The simulator is used by a wide range of practitioners, from nursing students like Enerson to staff who already work at Cloquet Hospital and don’t have much practice in high-risk deliveries.

“What we don’t have are a lot of mothers who are going to hemorrhage. We don’t have a lot of moms coming in with preeclampsia,” Seibert said.

The simulator allows staff to recreate these scenarios. “Once they do this more and more, they get better,” she said.

Of the hundreds of babies Kendall has delivered, he’s seen few emergencies — and not practicing can make doctors nervous.

“You just don’t get the chance to practice them or do them. And so it makes docs — all docs, but especially rural docs — nervous about wanting to do it at all,” he said.

Based on the numbers, it’s becoming less and less likely that Kendall and her colleagues will be involved in high-risk deliveries in the future.

Twenty years ago, Cloquet Memorial Hospital welcomed up to 150 babies a year; last year only about 50 were born.

But even though volumes are low – and births don’t usually make money for hospitals – CEO Rick Breuer said it was an essential service.

“We are a large enough community and a large enough health care provider that we consider this an essential basic service that we should provide,” he said, noting that it is dangerous for pregnant women. of having to travel far for the delivery.

“The further a mother has to travel to give birth, the worse the results. They don’t keep all their prenatal appointments, there are just more bad things that can happen along the way,” Breuer said.

That’s one of the reasons Blue Cross and Blue Shield of Minnesota invested $125,000 in purchasing the simulator for Cloquet Hospital, said Karen Amezcua, senior director of vendor partnerships for the insurer. .

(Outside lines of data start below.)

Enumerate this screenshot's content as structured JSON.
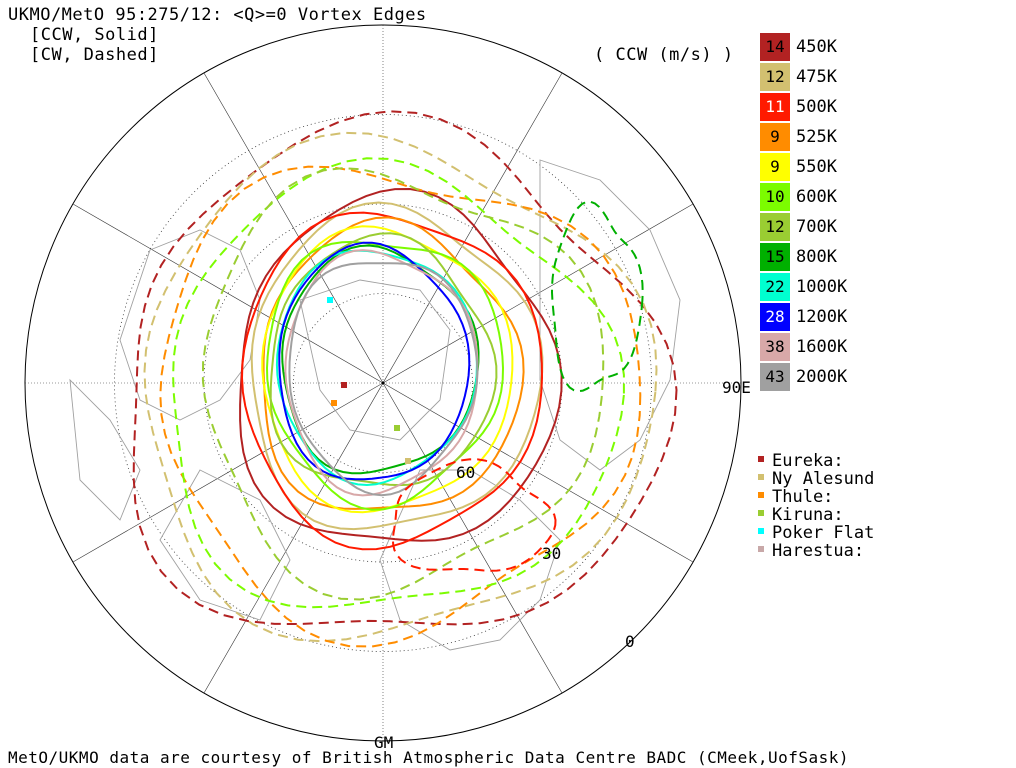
{
  "header": {
    "title": "UKMO/MetO 95:275/12: <Q>=0 Vortex Edges",
    "line2": "[CCW, Solid]",
    "line3": "[CW, Dashed]",
    "units": "( CCW (m/s) )"
  },
  "legend_levels": [
    {
      "value": "14",
      "label": "450K",
      "color": "#b22222",
      "text_color": "#000000"
    },
    {
      "value": "12",
      "label": "475K",
      "color": "#d2c070",
      "text_color": "#000000"
    },
    {
      "value": "11",
      "label": "500K",
      "color": "#ff1a00",
      "text_color": "#ffffff"
    },
    {
      "value": "9",
      "label": "525K",
      "color": "#ff8c00",
      "text_color": "#000000"
    },
    {
      "value": "9",
      "label": "550K",
      "color": "#ffff00",
      "text_color": "#000000"
    },
    {
      "value": "10",
      "label": "600K",
      "color": "#7cfc00",
      "text_color": "#000000"
    },
    {
      "value": "12",
      "label": "700K",
      "color": "#9acd32",
      "text_color": "#000000"
    },
    {
      "value": "15",
      "label": "800K",
      "color": "#00b000",
      "text_color": "#000000"
    },
    {
      "value": "22",
      "label": "1000K",
      "color": "#00ffd0",
      "text_color": "#000000"
    },
    {
      "value": "28",
      "label": "1200K",
      "color": "#0000ff",
      "text_color": "#ffffff"
    },
    {
      "value": "38",
      "label": "1600K",
      "color": "#d8a8a8",
      "text_color": "#000000"
    },
    {
      "value": "43",
      "label": "2000K",
      "color": "#a0a0a0",
      "text_color": "#000000"
    }
  ],
  "stations": [
    {
      "name": "Eureka:",
      "color": "#b22222"
    },
    {
      "name": "Ny Alesund",
      "color": "#d2c070"
    },
    {
      "name": "Thule:",
      "color": "#ff8c00"
    },
    {
      "name": "Kiruna:",
      "color": "#9acd32"
    },
    {
      "name": "Poker Flat",
      "color": "#00ffff"
    },
    {
      "name": "Harestua:",
      "color": "#c8a8a8"
    }
  ],
  "map_labels": {
    "lon_90e": "90E",
    "lat_60": "60",
    "lat_30": "30",
    "lat_0": "0",
    "gm": "GM"
  },
  "footer": "MetO/UKMO data are courtesy of British Atmospheric Data Centre BADC (CMeek,UofSask)"
}
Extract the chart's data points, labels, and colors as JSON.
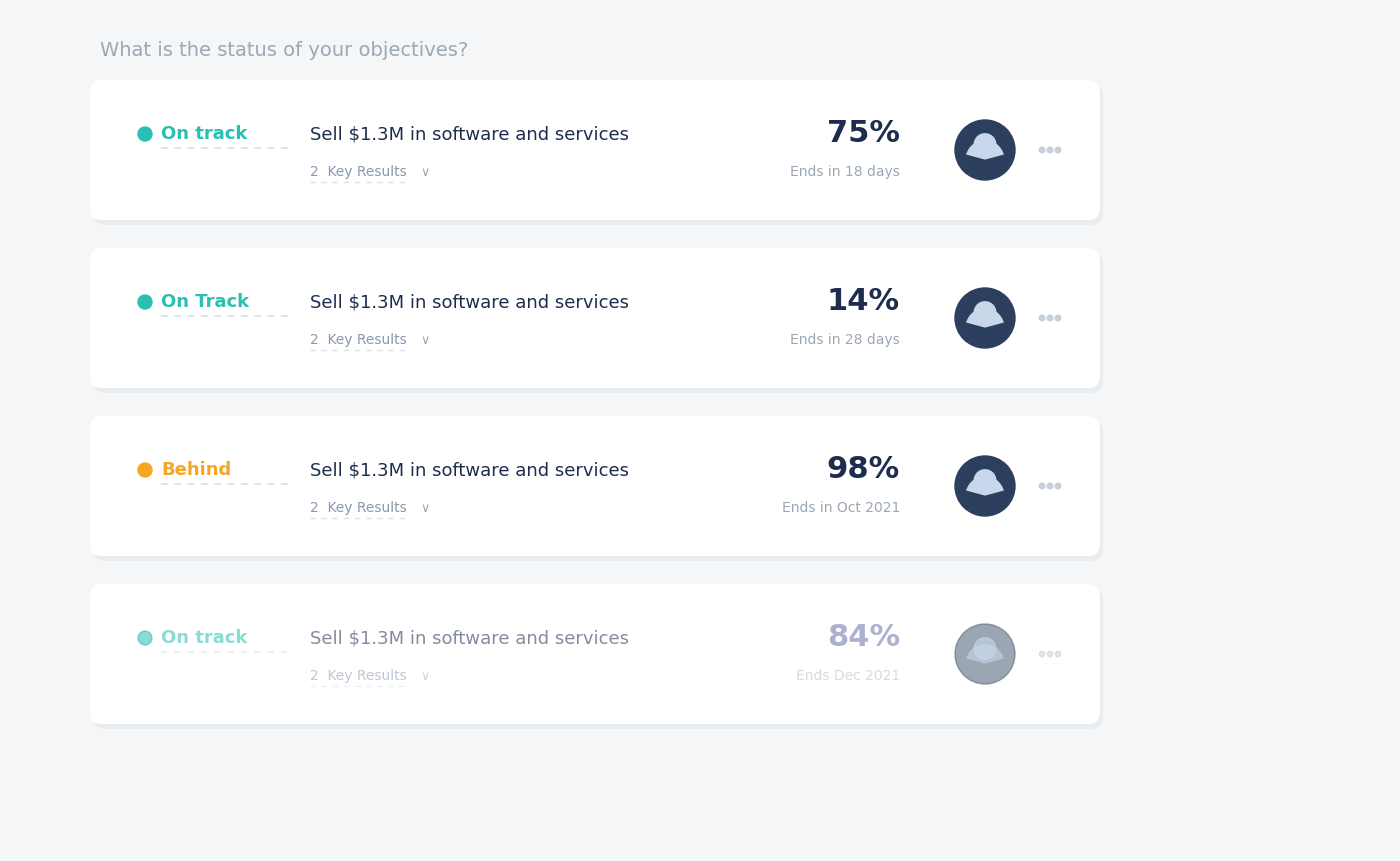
{
  "title": "What is the status of your objectives?",
  "title_color": "#9ba8b5",
  "title_fontsize": 14,
  "background_color": "#f5f6f8",
  "card_color": "#ffffff",
  "rows": [
    {
      "status": "On track",
      "status_color": "#2bbfb3",
      "status_dot_color": "#2bbfb3",
      "objective": "Sell $1.3M in software and services",
      "key_results": "2  Key Results",
      "percentage": "75%",
      "end_date": "Ends in 18 days",
      "avatar_bg": "#2d3f5e",
      "pct_color": "#1e2d4e",
      "date_color": "#9ba8b5",
      "faded": false
    },
    {
      "status": "On Track",
      "status_color": "#2bbfb3",
      "status_dot_color": "#2bbfb3",
      "objective": "Sell $1.3M in software and services",
      "key_results": "2  Key Results",
      "percentage": "14%",
      "end_date": "Ends in 28 days",
      "avatar_bg": "#2d3f5e",
      "pct_color": "#1e2d4e",
      "date_color": "#9ba8b5",
      "faded": false
    },
    {
      "status": "Behind",
      "status_color": "#f5a623",
      "status_dot_color": "#f5a623",
      "objective": "Sell $1.3M in software and services",
      "key_results": "2  Key Results",
      "percentage": "98%",
      "end_date": "Ends in Oct 2021",
      "avatar_bg": "#2d3f5e",
      "pct_color": "#1e2d4e",
      "date_color": "#9ba8b5",
      "faded": false
    },
    {
      "status": "On track",
      "status_color": "#2bbfb3",
      "status_dot_color": "#2bbfb3",
      "objective": "Sell $1.3M in software and services",
      "key_results": "2  Key Results",
      "percentage": "84%",
      "end_date": "Ends Dec 2021",
      "avatar_bg": "#5a6a80",
      "pct_color": "#6b6fa8",
      "date_color": "#b8bcc8",
      "faded": true
    }
  ],
  "card_shadow_color": "#e2e6ea",
  "text_dark": "#1e2d4e",
  "text_medium": "#8a9ab0",
  "text_light": "#b0b8c8",
  "dots_color": "#c8d0da",
  "arrow_color": "#9ba8b5",
  "dashes_color": "#c8d0da",
  "fig_width": 14.0,
  "fig_height": 8.61
}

“Pregnant women in rural areas are 9% more likely to die or experience life-threatening complications during childbirth, compared to those living in urban areas,” she said.

BCBS believes the simulator will lead to better health outcomes for mothers and babies in rural areas, but also to better outcomes and more routine care in general, she said.

“Receiving obstetric care in communities allows new mothers and their babies to establish a long-term relationship with primary care in their local community,” Amezcua said. “Primary care promotes preventive care and early detection of disease. If we can promote access to care and early entry into the system, we can prevent your long-term health problems.

Although the simulator has so far only been used by a limited number of people, Breuer said a state grant will allow the hospital to provide training at little or no cost to a multitude of practitioners working in rural settings in the region. nurses, doctors, medical students and paramedics.

From Breuer’s perspective, preserving rural labor and delivery services everywhere is central to preserving rural health care in general.

Midwifery is a small part of what his hospital offers, he said.

“But it’s an important part. Because people who come here for OB will come here for everything else.